Attaques revendiquées par les houthis sur le territoire saoudien – source : Zonebourse (cliquez pour agrandir)

A la lumière de cette carte, plusieurs enseignements peuvent être tirés. Premièrement, si les cibles visées en priorité par les rebelles houthis sont d’ordre militaire (aéroports, entrepôts stratégiques et autres infrastructures), les installations pétrolières font aussi partie du plan de harcèlement  des insurgés yéménites. Sur les cinq derniers mois, les infrastructures d’Aramco ont été ciblées à trois reprises.

La position saoudienne se fragilise à mesure que le conflit s’enlise

Bien que la plupart des attaques soient interceptées par les défenses aériennes saoudiennes, les frappes réussissent parfois et concernent une vaste portion du territoire saoudien. Les houthis revendiquent effectivement des attaques à plus d’un millier de kilomètres de leur fief au Yémen, poussant certains observateurs à suspecter l’Iran de se cacher derrière ces bombardements ciblés. Pire encore, la situation semble échapper aux stratèges saoudiens, qui ont dernièrement subi l’un des pires revers militaires depuis le début de leur engagement au Yémen. Des "milliers" de soldats auraient été capturé au sud de Najran, dont des officiers et des centaines de blindés.

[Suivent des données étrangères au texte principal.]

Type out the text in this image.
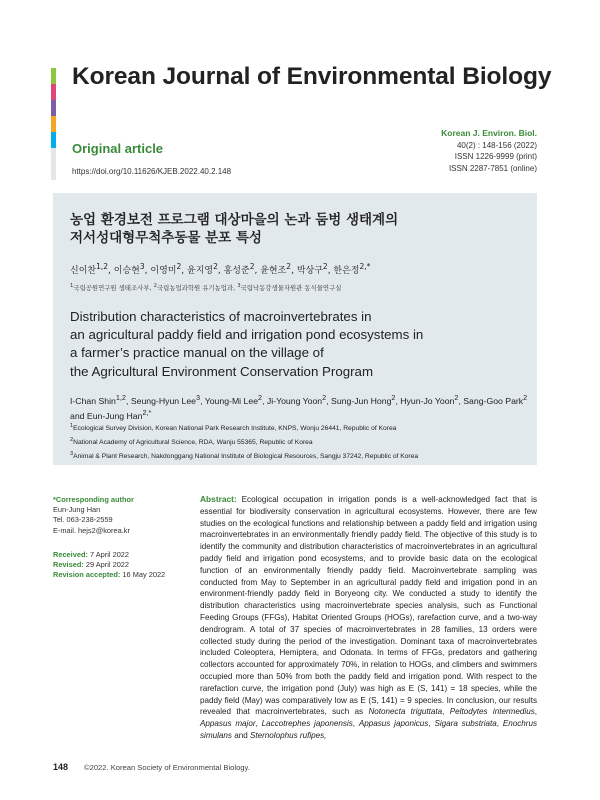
Korean Journal of Environmental Biology
Original article
https://doi.org/10.11626/KJEB.2022.40.2.148
Korean J. Environ. Biol.
40(2) : 148-156 (2022)
ISSN 1226-9999 (print)
ISSN 2287-7851 (online)
농업 환경보전 프로그램 대상마을의 논과 둠벙 생태계의
저서성대형무척추동물 분포 특성
신이찬$^{1,2}$, 이승현$^3$, 이영미$^2$, 윤지영$^2$, 홍성준$^2$, 윤현조$^2$, 박상구$^2$, 한은정$^{2,*}$
$^1$국립공원연구원 생태조사부, $^2$국립농업과학원 유기농업과, $^3$국립낙동강생물자원관 동식물연구실
Distribution characteristics of macroinvertebrates in
an agricultural paddy field and irrigation pond ecosystems in
a farmer’s practice manual on the village of
the Agricultural Environment Conservation Program
I-Chan Shin$^{1,2}$, Seung-Hyun Lee$^3$, Young-Mi Lee$^2$, Ji-Young Yoon$^2$, Sung-Jun Hong$^2$, Hyun-Jo Yoon$^2$, Sang-Goo Park$^2$ and Eun-Jung Han$^{2,*}$
$^1$Ecological Survey Division, Korean National Park Research Institute, KNPS, Wonju 26441, Republic of Korea
$^2$National Academy of Agricultural Science, RDA, Wanju 55365, Republic of Korea
$^3$Animal & Plant Research, Nakdonggang National Institute of Biological Resources, Sangju 37242, Republic of Korea
*Corresponding author
Eun-Jung Han
Tel. 063-238-2559
E-mail. hejs2@korea.kr
Received: 7 April 2022
Revised: 29 April 2022
Revision accepted: 16 May 2022

Abstract: Ecological occupation in irrigation ponds is a well-acknowledged fact that is essential for biodiversity conservation in agricultural ecosystems. However, there are few studies on the ecological functions and relationship between a paddy field and irrigation using macroinvertebrates in an environmentally friendly paddy field. The objective of this study is to identify the community and distribution characteristics of macroinvertebrates in an agricultural paddy field and irrigation pond ecosystems, and to provide basic data on the ecological function of an environmentally friendly paddy field. Macroinvertebrate sampling was conducted from May to September in an agricultural paddy field and irrigation pond in an environment-friendly paddy field in Boryeong city. We conducted a study to identify the distribution characteristics using macroinvertebrate species analysis, such as Functional Feeding Groups (FFGs), Habitat Oriented Groups (HOGs), rarefaction curve, and a two-way dendrogram. A total of 37 species of macroinvertebrates in 28 families, 13 orders were collected study during the period of the investigation. Dominant taxa of macroinvertebrates included Coleoptera, Hemiptera, and Odonata. In terms of FFGs, predators and gathering collectors accounted for approximately 70%, in relation to HOGs, and climbers and swimmers occupied more than 50% from both the paddy field and irrigation pond. With respect to the rarefaction curve, the irrigation pond (July) was high as E (S, 141) = 18 species, while the paddy field (May) was comparatively low as E (S, 141) = 9 species. In conclusion, our results revealed that macroinvertebrates, such as Notonecta triguttata, Peltodytes intermedius, Appasus major, Laccotrephes japonensis, Appasus japonicus, Sigara substriata, Enochrus simulans and Sternolophus rufipes,

148 ©2022. Korean Society of Environmental Biology.
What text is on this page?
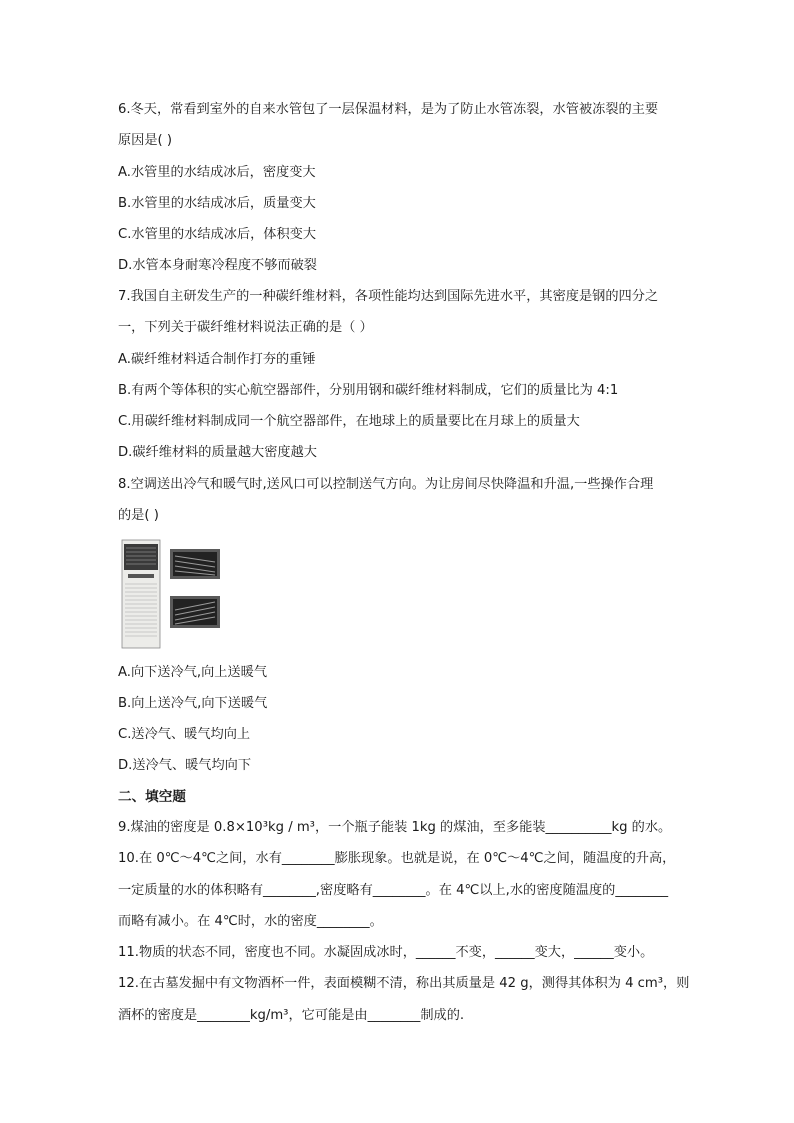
6.冬天，常看到室外的自来水管包了一层保温材料，是为了防止水管冻裂，水管被冻裂的主要
原因是( )
A.水管里的水结成冰后，密度变大
B.水管里的水结成冰后，质量变大
C.水管里的水结成冰后，体积变大
D.水管本身耐寒冷程度不够而破裂
7.我国自主研发生产的一种碳纤维材料，各项性能均达到国际先进水平，其密度是钢的四分之
一，下列关于碳纤维材料说法正确的是（ ）
A.碳纤维材料适合制作打夯的重锤
B.有两个等体积的实心航空器部件，分别用钢和碳纤维材料制成，它们的质量比为 4:1
C.用碳纤维材料制成同一个航空器部件，在地球上的质量要比在月球上的质量大
D.碳纤维材料的质量越大密度越大
8.空调送出冷气和暖气时,送风口可以控制送气方向。为让房间尽快降温和升温,一些操作合理
的是( )
A.向下送冷气,向上送暖气
B.向上送冷气,向下送暖气
C.送冷气、暖气均向上
D.送冷气、暖气均向下
二、填空题
9.煤油的密度是 0.8×10³kg / m³，一个瓶子能装 1kg 的煤油，至多能装__________kg 的水。
10.在 0℃～4℃之间，水有________膨胀现象。也就是说，在 0℃～4℃之间，随温度的升高，
一定质量的水的体积略有________,密度略有________。在 4℃以上,水的密度随温度的________
而略有减小。在 4℃时，水的密度________。
11.物质的状态不同，密度也不同。水凝固成冰时，______不变，______变大，______变小。
12.在古墓发掘中有文物酒杯一件，表面模糊不清，称出其质量是 42 g，测得其体积为 4 cm³，则
酒杯的密度是________kg/m³，它可能是由________制成的.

La position de l’Arabie Saoudite tend ainsi à se fragiliser à mesure que l’instabilité augmente dans la région, poussant à ce titre Fitch à réviser à abaisser d’un cran la note de la dette de l’Arabie Saoudite. L’agence de notation insiste sur la vulnérabilité de Ryad face aux menaces militaires en déclarant que "l'Arabie Saoudite est vulnérable à l'escalade des tensions géopolitiques en raison de sa position dominante en matière de politique étrangère, y compris son alignement étroit sur la politique américaine à l'égard de l'Iran et sa participation continue à la guerre au Yémen".

L’Arabie Saoudite promeut le choix de l’apaisement en plein préparatif de l’IPO d’Aramco

C’est dans ce contexte tendu que l’Arabie Saoudite prépare l’introduction de son poulain, Saudi Aramco. Le Royaume joue donc la carte de l’apaisement. Mohamed ben Salman, le prince héritier d’Arabie Saoudite, a réaffirmé sa préférence pour une solution politique plutôt que militaire face à l’Iran, tout en appelant la communauté internationale à faire front face aux agissements de Téhéran. Pour cela, le spectre d’une explosion des cours du brut a été agité, ben Salman prophétisant une menace sur les intérêts mondiaux en cas d’escalade militaire dans le Golfe.